From the Research
Yes, campylobacter infection can cause neurological sequelae, with the most significant complication being Guillain-Barré syndrome (GBS), which occurs in approximately 1 in 1,000 cases of Campylobacter jejuni infection, as supported by the most recent study 1.
Key Points
- GBS typically develops 1-3 weeks after the initial gastrointestinal symptoms and presents as ascending paralysis, with weakness beginning in the legs and potentially progressing to the arms and respiratory muscles.
- Other neurological complications can include Miller Fisher syndrome (characterized by ophthalmoplegia, ataxia, and areflexia), Bickerstaff's brainstem encephalitis, and acute transverse myelitis.
- The mechanism behind these complications involves molecular mimicry, where antibodies produced against Campylobacter lipooligosaccharides cross-react with gangliosides in peripheral nerves due to structural similarities.
- Treatment of the initial infection with appropriate antibiotics (such as azithromycin 500mg daily for 3 days or ciprofloxacin 500mg twice daily for 5-7 days) may reduce bacterial load but does not prevent post-infectious neurological complications once the immune response has been triggered, as noted in 2 and 3.

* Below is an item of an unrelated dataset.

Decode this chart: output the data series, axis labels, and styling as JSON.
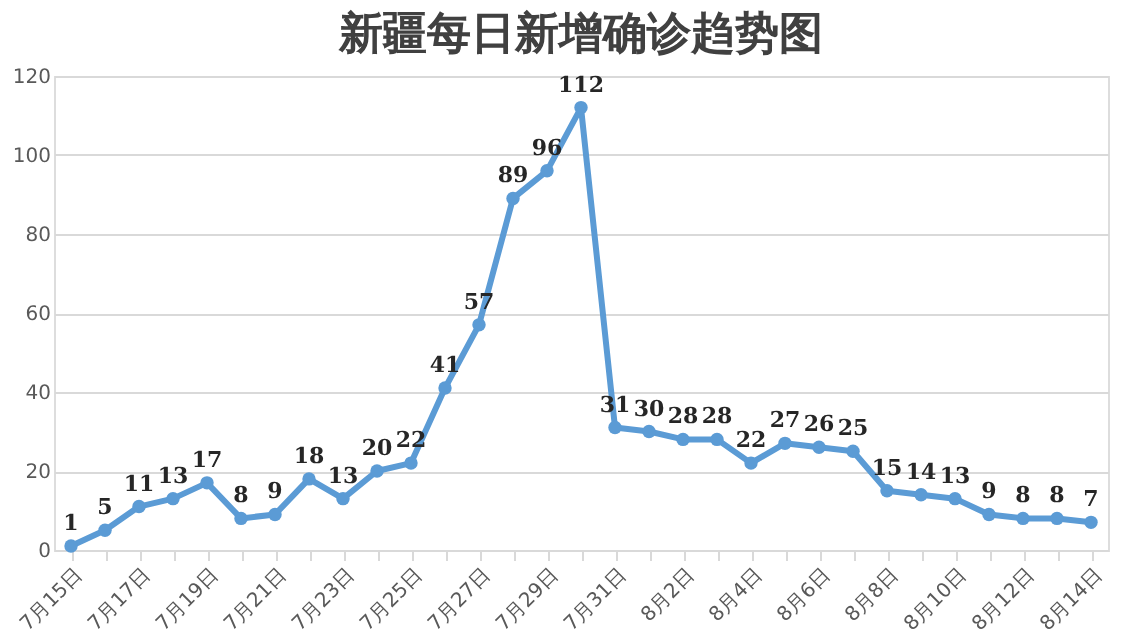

- Patients with campylobacter infection who develop neurological symptoms should be promptly evaluated by a neurologist, as treatments like intravenous immunoglobulin or plasmapheresis may be needed for GBS, as discussed in 4 and 5.
Recommendation
Patients with campylobacter infection should be closely monitored for neurological symptoms, and those who develop such symptoms should be promptly referred to a neurologist for further evaluation and treatment, as the most recent study 1 highlights the importance of early recognition and intervention in improving outcomes. Some key factors to consider in the management of campylobacter infection and its neurological sequelae include:
- Prompt diagnosis and treatment of the initial infection
- Close monitoring for neurological symptoms
- Early referral to a neurologist for further evaluation and treatment
- Consideration of treatments like intravenous immunoglobulin or plasmapheresis for GBS, as discussed in 1.